Я потеряла счет и дням и часам. Увидев меня, кто-нибудь из командиров машин выныривает, если позволяет обстановка, из верхнего люка, орет что-то. По улыбке, по жестам понимаю: все в порядке. Значит, звучит в наушниках шлемофонов твой голос!
Только теперь, когда город освобожден, сознаю, какими жестокими были бои. На улицах еще не убраны трупы. Повсюду оружие, каски, снарядные гильзы. Искореженное орудие. Мертвый танк. Пустые патроны, точно расплеванная шелуха от семечек… Мостовая, развороченная взрывами… Самоходка со скособоченной, уткнувшейся в землю пушкой — она похожа на хищную птицу, которой свернули шею…
Обтекая все это, бесконечной узкой лентой тянутся пленные. Шаркают, цокают о камни подковы сапог. Лязгает, падая в кучу, оружие. Растут груды винтовок, автоматов, фаустпатронов. А из окон уже свисают флаги.
Танкисты, стрелки, минометчики, петеэровцы сидят в тени — на камнях, на перевернутых стволах разбитых немецких пушек, на асфальте у стен домов. Заросшие щетиной лица. Красные от бессонных ночей глаза. Усталые голоса.

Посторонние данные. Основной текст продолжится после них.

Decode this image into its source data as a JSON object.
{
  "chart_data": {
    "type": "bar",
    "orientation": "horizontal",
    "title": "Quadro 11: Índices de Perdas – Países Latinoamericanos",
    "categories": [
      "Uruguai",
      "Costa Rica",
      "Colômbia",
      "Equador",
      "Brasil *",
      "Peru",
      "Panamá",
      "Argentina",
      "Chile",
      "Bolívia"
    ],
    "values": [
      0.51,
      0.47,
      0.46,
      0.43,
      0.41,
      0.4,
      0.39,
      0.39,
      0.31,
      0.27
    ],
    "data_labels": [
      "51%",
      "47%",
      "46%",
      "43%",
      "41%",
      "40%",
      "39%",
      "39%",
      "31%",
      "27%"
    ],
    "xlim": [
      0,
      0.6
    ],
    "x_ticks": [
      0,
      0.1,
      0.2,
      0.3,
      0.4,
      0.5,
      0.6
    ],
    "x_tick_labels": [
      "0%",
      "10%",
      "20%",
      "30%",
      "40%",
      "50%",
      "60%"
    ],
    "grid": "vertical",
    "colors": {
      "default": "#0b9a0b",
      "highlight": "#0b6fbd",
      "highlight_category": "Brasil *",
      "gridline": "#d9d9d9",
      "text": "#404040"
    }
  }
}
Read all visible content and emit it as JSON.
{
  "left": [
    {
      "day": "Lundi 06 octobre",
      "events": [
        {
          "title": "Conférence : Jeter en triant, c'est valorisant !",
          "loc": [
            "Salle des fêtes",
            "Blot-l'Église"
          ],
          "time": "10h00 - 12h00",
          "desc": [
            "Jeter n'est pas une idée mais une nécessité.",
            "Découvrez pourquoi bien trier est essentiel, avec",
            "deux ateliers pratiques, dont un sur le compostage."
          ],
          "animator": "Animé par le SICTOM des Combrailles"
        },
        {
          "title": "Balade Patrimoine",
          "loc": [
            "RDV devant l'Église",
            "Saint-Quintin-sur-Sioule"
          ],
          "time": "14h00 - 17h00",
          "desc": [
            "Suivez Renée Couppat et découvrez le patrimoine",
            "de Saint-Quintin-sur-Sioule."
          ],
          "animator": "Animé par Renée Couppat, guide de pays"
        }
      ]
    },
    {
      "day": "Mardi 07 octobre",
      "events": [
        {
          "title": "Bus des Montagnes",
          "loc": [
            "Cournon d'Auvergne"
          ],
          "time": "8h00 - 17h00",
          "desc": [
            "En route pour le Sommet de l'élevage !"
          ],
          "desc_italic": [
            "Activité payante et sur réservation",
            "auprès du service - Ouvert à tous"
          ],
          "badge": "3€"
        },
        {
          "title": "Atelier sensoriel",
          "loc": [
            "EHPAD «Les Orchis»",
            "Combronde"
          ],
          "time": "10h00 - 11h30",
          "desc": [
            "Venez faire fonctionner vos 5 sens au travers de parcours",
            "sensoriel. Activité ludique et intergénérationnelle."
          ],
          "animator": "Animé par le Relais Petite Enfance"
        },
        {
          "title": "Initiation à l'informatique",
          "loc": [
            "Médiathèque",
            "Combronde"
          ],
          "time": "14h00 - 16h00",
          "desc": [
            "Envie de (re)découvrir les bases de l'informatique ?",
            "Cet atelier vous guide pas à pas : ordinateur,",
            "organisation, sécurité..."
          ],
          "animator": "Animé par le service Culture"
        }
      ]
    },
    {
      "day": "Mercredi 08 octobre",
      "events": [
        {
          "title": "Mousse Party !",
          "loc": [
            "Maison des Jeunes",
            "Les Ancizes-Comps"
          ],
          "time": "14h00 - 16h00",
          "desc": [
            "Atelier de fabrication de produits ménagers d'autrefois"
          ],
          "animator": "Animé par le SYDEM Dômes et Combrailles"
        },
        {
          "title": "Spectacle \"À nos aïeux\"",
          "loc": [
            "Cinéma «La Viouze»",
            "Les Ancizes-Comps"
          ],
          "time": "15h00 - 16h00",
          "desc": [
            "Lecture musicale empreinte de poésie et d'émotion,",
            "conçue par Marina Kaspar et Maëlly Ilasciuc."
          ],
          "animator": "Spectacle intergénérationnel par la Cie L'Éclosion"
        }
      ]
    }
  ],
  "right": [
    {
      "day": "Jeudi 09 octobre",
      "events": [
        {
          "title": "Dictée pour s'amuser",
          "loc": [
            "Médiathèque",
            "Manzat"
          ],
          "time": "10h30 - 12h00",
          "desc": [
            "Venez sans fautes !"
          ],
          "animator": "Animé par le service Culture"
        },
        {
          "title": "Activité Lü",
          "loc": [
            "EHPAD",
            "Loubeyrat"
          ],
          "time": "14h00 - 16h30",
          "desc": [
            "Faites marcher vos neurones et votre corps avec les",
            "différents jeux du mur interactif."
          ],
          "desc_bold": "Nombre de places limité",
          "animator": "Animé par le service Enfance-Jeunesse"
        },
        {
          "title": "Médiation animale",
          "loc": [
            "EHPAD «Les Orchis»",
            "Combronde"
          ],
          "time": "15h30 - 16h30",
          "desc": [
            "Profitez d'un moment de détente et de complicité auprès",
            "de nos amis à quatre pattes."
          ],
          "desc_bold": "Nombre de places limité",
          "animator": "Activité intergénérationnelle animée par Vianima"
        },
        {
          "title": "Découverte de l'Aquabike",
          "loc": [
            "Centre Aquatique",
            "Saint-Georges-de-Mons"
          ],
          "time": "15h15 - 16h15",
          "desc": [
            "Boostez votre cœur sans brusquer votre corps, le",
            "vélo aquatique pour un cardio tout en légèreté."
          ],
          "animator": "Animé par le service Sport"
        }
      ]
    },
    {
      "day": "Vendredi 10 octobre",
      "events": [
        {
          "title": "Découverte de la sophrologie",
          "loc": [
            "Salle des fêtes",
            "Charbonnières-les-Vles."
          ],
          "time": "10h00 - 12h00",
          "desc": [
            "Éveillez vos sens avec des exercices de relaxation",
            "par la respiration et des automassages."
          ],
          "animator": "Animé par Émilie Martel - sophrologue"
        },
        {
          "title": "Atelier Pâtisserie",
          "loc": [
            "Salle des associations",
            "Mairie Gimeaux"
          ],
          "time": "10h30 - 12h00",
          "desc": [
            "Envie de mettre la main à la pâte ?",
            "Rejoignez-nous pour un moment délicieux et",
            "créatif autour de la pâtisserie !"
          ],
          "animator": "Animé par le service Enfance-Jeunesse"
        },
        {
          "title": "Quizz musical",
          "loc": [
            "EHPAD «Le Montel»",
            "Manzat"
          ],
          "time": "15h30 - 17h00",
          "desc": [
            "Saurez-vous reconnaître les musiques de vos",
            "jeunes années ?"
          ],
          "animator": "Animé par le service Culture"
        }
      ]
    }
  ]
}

Я иду навстречу тебе, смотрю на тебя. Отмечаю, что ты тоже зарос, под глазами разлилась желтизна. Но в самих глазах и на лице все та же — твоя! — улыбка.
Не сговариваясь, мы сворачиваем под арку. Я приникаю к твоей груди и чувствую, как уходят из меня страхи и опасения.
— Ах, старшина, старшина, опять боялась?
— Конечно! Целую вечность не виделись!
В нагрудном кармане твоей гимнастерки лежит моя фотокарточка. Улыбаясь, ты касаешься кармана рукой, как ребенку говоришь мне:
— Мы же всегда вместе.
— Да, — усмехаюсь я, — в одном батальоне.
— Нет, я не об этом. Твоя карточка — при мне! А моей у тебя нет. Отсюда и страхи. А я вот сейчас возьму и ликвидирую эту несправедливость.
Ты достаешь из кармана свою карточку — крымскую, довоенную. Все тем же шутливым тоном объясняешь:
— Полез в чемодан за портянками и там, на самом дне, обнаружил. Оказалось, кстати. Вот подарю ее тебе и тоже всегда буду с тобой. И ты перестанешь бояться…
Ты все шутишь и все улыбаешься. Но мне не до шуток.
— Не надо! — почти кричу я. Перед отправкой на фронт я тайком унесла эту карточку из вашего семейного альбома и всегда хранила ее в нагрудном кармане. А когда мы встретились, из какого-то суеверного чувства — карточки любимых хранят при себе лишь в разлуке! — спрятала ее на дно чемодана в нашей крытой машине.